October 3 & 10 - "Embodied Cognition" by Lawrence Shapiro. Lunch will be provided.

Abstract. The article explains the history, core concepts, methodological practices, and future prospects of embodied cognition. Cognitivism treats cognition, including perception, as a constructive process in which computational operations transform a static representation into a goal state. Cognition begins with an input representation so that the psychological subject can be conceived as a passive receptor of information. The cognitivist's primary concern is the discovery of algorithms by which inputs such as those representing shading are transformed into outputs such as those representing shape. The experimental methods need to provide an environment that isolates the stimuli that will be relevant to an investigation of the mental process of interest. Gibson's theory of perception explains that information in the optic array sufficed to specify opportunities for action, thus providing observers with an ability to perceive. Gibson explains that perception is the detection of information that, with no further embellishment, suffices to specify features of an observer's world. The active observer could, by collecting and sampling the wealth of information contained within the optic array, know its world in terms relative to its needs. Embodied cognition researchers conceive of themselves as offering a new framework for studying the mind.

 

September 26 - "Modularity in Cognition: Framing the Debate" by Barrett and Kurzban. Lunch will be provided.
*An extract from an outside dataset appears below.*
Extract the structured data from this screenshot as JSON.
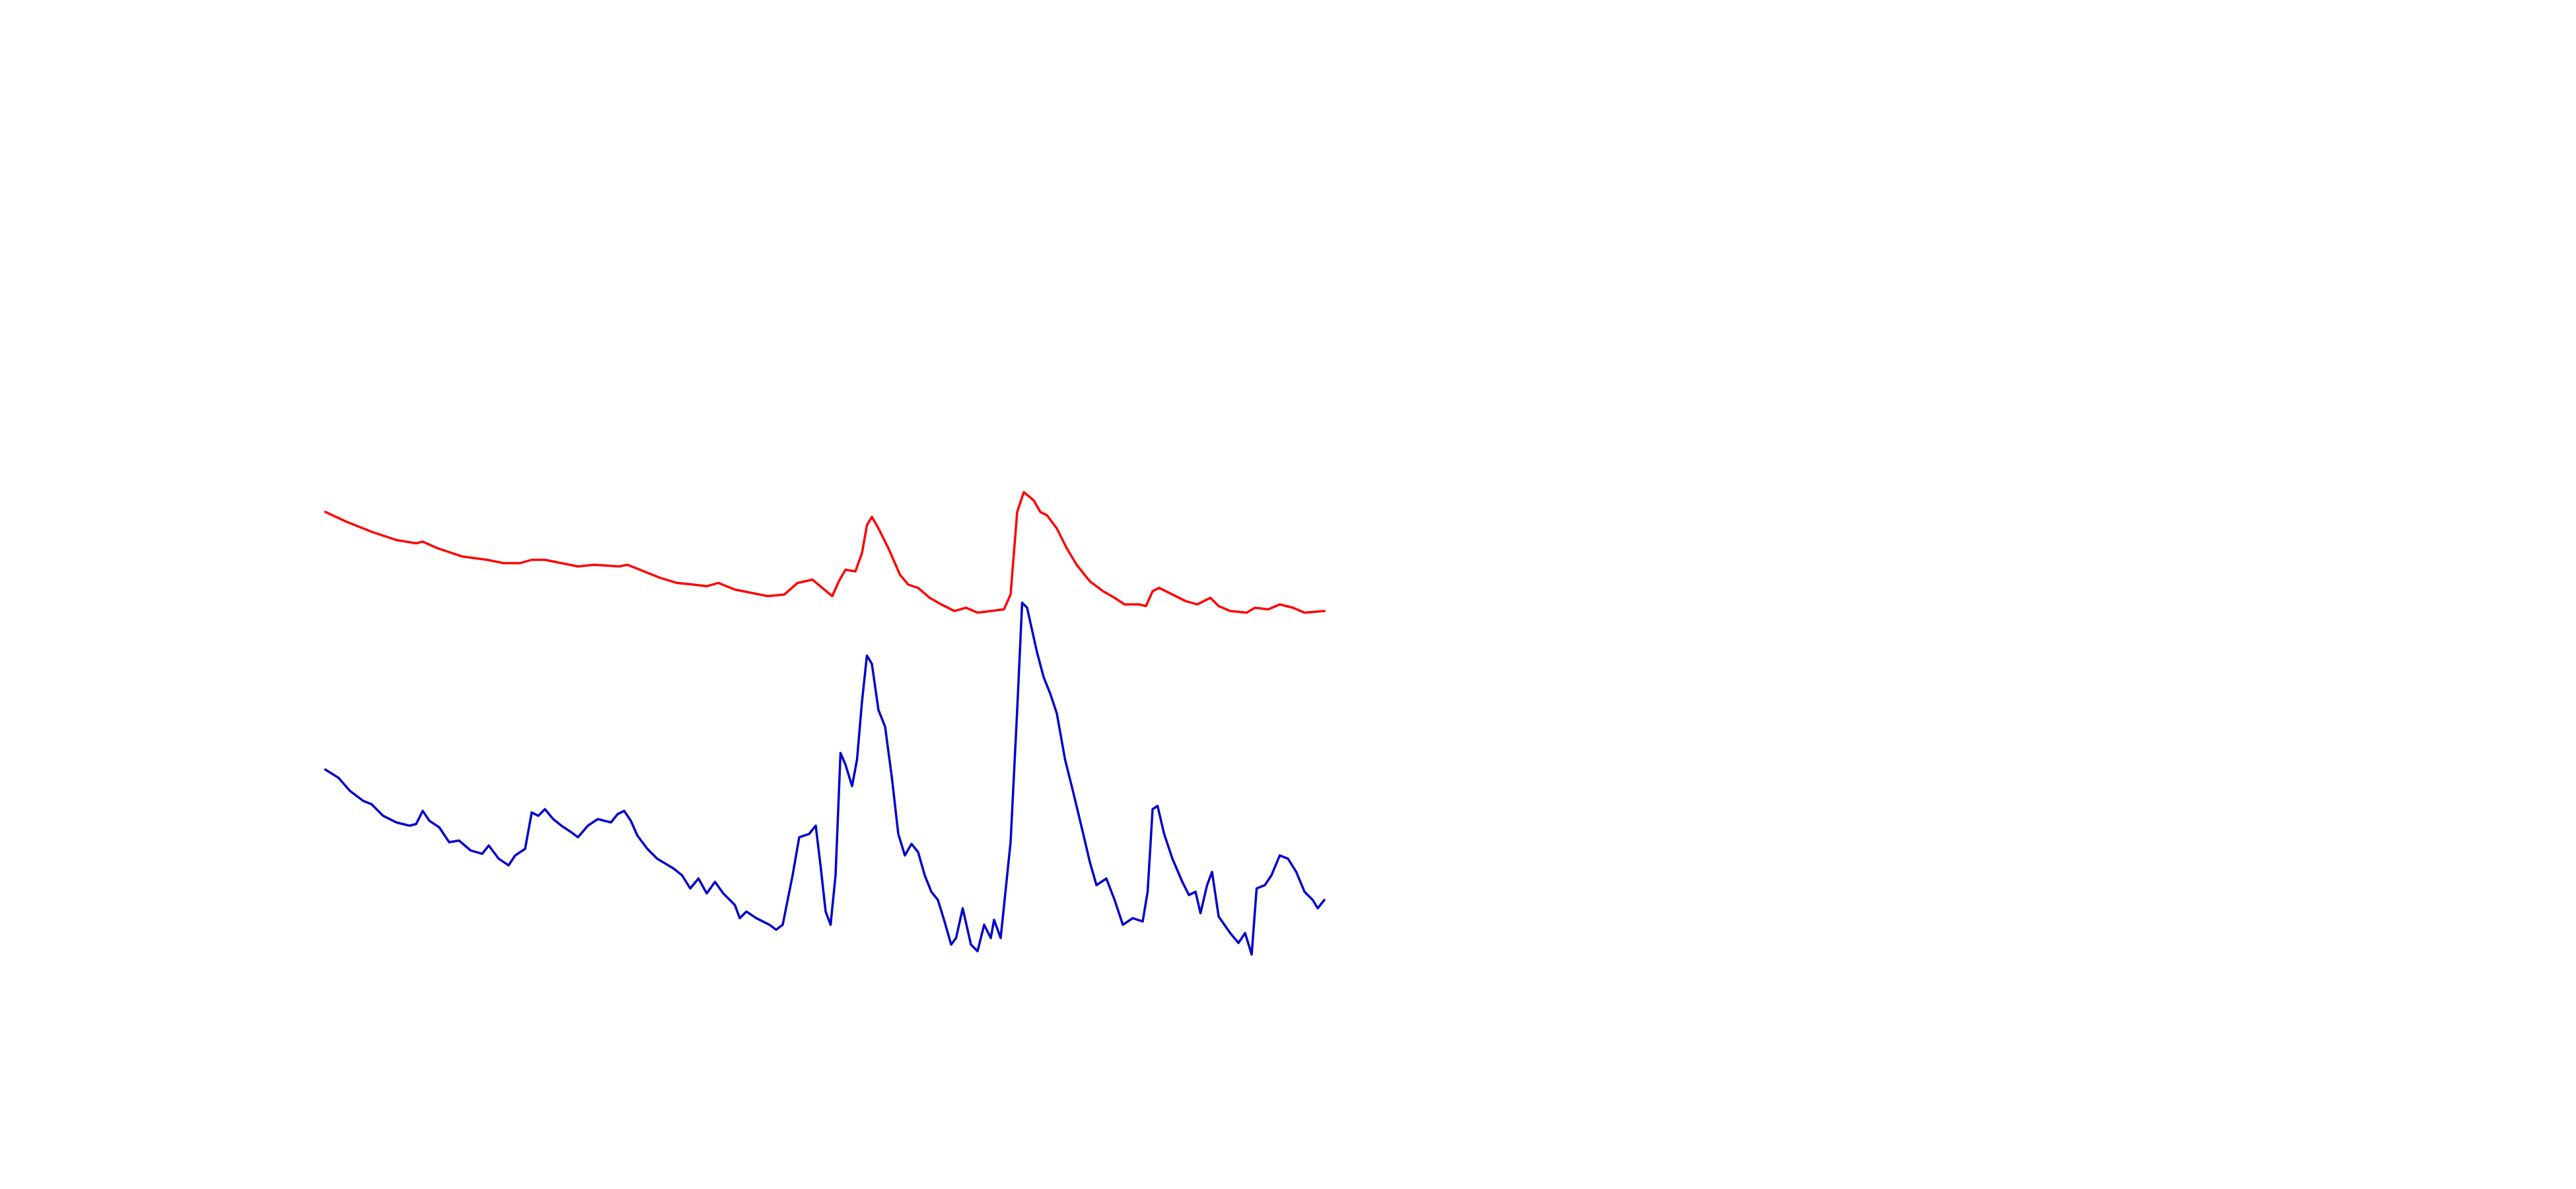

Abstract. Modularity has been the subject of intense debate in the cognitive sciences for more than 2 decades. In some cases, misunderstandings have impeded conceptual progress. Here the authors identify arguments about modularity that either have been abandoned or were never held by proponents of modular views of the mind. The authors review arguments that purport to undermine modularity, with particular attention on cognitive architecture, development, genetics, and evolution. The authors propose that modularity, cleanly defined, provides a useful framework for directing research and resolving debates about individual cognitive systems and the nature of human evolved cognition. Modularity is a fundamental property of living things at every level of organization; it might prove indispensable for understanding the structure of the mind as well.

 

September 19 - "The cognitive revolution: a historical perspective" by George A. Miller. Lunch will be provided.

Abstract. Cognitive science is a child of the 1950s, the product of a time when psychology, anthropology and linguistics were redefining themselves and computer science and neuroscience as disciplines were coming into existence. Psychology could not participate in the cognitive revolution until it had freed itself from behaviorism, thus restoring cognition to scientific respectability. By then, it was becoming clear in several disciplines that the solution to some of their problems depended crucially on solving problems traditionally allocated to other disciplines. Collaboration was called for: this is a personal account of how it came about.

 

September 12 - The first meeting will be an organizational meeting to decide on topics/articles to discuss over the fall semester. Lunch will be provided.